I had weathered the night comfortably cocooned on a luxuriously thick air mat. The wren, so tiny I could have hidden it in my closed fist, had survived the night in its own plumage alone -- though it may have huddled with others of its kind in a tree cavity for a little extra warmth.

The metabolism of a small bird like that is fast. To maintain its high body temperature overnight it must consume its body reserves, and to maintain those reserves it must feed almost nonstop throughout the short winter days. In late December, there isn't a moment to lose -- hence the wren's predawn start. This is serious fossicking, with a terminal deadline if the food supply runs short.

Small birds like this may only have enough body fat to carry them through one or two days of poor feeding. So, if freezing rain coats branches, twigs and buds with ice, and they can no longer access their food of insect eggs and larvae, they are dead in a day or so.

For those species inhabiting seasonal, temperate regions such as much of North America, Europe and Japan, weathering winter is a major challenge. Strategies vary enormously. Some birds migrate and avoid the issue completely; some mammals accumulate fat in autumn and hibernate, or store food and live off it during winter. Among the insects, some overwinter as adults, freezing and then thawing back to life in spring, though many overwinter in the egg stage -- as tiny genetic packets capable of sustaining incredible desiccation and extremely low temperatures.

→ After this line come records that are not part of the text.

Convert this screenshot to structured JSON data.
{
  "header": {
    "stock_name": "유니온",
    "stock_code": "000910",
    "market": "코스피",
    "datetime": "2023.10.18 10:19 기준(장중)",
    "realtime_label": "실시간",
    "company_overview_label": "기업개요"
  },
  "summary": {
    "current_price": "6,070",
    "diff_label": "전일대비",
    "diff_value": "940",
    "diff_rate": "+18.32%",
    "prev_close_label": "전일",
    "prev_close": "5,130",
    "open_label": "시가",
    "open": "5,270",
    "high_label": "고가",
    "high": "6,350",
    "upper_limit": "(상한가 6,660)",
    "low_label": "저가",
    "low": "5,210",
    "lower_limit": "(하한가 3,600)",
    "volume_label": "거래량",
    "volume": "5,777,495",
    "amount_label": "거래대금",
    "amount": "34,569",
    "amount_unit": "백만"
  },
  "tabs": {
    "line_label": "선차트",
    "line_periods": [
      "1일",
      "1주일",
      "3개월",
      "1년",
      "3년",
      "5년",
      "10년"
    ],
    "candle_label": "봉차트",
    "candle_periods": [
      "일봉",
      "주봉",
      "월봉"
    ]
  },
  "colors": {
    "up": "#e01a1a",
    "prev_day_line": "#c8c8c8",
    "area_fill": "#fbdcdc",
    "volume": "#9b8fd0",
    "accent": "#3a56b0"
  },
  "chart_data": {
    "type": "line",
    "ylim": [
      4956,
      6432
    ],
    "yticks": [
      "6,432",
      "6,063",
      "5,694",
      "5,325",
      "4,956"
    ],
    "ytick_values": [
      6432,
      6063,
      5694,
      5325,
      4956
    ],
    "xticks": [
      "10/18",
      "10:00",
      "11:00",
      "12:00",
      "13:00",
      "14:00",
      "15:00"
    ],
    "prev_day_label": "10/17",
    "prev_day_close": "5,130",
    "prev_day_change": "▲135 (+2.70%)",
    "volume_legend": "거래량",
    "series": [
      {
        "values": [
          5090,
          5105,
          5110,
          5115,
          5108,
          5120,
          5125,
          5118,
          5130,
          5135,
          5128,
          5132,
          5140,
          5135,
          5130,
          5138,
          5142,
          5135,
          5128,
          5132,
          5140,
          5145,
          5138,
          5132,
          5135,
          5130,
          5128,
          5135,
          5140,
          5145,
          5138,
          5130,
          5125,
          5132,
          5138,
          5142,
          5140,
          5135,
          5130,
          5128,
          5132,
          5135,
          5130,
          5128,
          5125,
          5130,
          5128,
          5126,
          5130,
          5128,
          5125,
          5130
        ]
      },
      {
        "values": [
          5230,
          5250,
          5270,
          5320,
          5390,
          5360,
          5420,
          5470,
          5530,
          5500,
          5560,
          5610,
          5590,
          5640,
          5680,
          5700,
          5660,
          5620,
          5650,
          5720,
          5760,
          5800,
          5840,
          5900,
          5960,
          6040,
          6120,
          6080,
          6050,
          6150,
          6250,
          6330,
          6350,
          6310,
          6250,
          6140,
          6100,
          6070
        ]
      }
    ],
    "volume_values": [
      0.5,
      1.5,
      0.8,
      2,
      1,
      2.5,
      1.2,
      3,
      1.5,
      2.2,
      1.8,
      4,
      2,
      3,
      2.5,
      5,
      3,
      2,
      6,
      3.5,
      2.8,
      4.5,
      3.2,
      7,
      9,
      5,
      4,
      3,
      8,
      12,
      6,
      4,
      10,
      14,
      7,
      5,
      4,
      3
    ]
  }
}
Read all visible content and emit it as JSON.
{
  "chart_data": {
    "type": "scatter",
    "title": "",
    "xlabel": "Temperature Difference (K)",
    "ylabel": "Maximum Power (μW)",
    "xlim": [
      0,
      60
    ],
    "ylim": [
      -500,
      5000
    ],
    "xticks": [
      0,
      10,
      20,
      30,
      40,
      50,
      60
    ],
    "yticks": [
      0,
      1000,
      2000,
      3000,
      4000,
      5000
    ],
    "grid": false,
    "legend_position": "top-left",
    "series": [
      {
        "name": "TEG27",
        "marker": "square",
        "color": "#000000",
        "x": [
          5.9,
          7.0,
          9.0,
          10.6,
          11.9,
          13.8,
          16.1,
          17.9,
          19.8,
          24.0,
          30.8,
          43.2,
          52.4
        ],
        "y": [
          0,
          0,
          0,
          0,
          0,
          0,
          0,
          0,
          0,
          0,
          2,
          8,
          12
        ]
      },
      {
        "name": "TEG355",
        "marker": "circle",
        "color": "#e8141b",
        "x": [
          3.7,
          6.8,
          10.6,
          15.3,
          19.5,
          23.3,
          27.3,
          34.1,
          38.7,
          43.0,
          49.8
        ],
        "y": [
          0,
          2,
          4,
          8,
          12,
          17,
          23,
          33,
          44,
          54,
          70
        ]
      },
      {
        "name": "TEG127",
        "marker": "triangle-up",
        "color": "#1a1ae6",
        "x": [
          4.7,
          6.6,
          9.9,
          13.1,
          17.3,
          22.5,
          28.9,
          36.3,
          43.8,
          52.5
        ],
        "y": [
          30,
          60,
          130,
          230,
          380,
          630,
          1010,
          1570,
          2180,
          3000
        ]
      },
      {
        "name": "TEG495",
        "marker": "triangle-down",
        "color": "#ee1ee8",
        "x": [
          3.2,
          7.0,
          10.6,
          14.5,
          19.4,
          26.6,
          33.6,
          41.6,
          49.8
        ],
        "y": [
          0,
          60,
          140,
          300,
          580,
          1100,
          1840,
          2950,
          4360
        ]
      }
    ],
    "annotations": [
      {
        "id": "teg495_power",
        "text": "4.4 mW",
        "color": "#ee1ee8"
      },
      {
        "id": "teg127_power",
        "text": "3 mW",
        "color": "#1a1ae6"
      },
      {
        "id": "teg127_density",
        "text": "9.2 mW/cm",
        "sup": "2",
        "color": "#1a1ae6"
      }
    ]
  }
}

Among the larger species, there are those -- such as the bison -- that seem to make it through from autumn to spring on a combination of their body reserves and what little food is available during winter. Though they eat daily, in the extreme cold of midwinter they cannot consume enough to maintain their body temperatures without cutting into their fat reserves. So even as they eat they lose weight. If they failed to accumulate sufficient reserves in autumn, and food runs out in winter, their weight will dwindle to a point where they cannot survive. Once their energy reserves are gone, they must rely, day to day, on the food available, and a few days of extreme conditions preventing access to food will finish them off.

As you don a hat, pull on warm gloves, put on an overcoat or slurp a steaming bowl of noodles to keep warm, imagine what it must be like to be outdoors day and night with only one set of "clothes" to wear. It's amazing that such small creatures as birds and rodents can make it through winter at all -- something that makes it all the more enjoyable to see these survivors again come spring.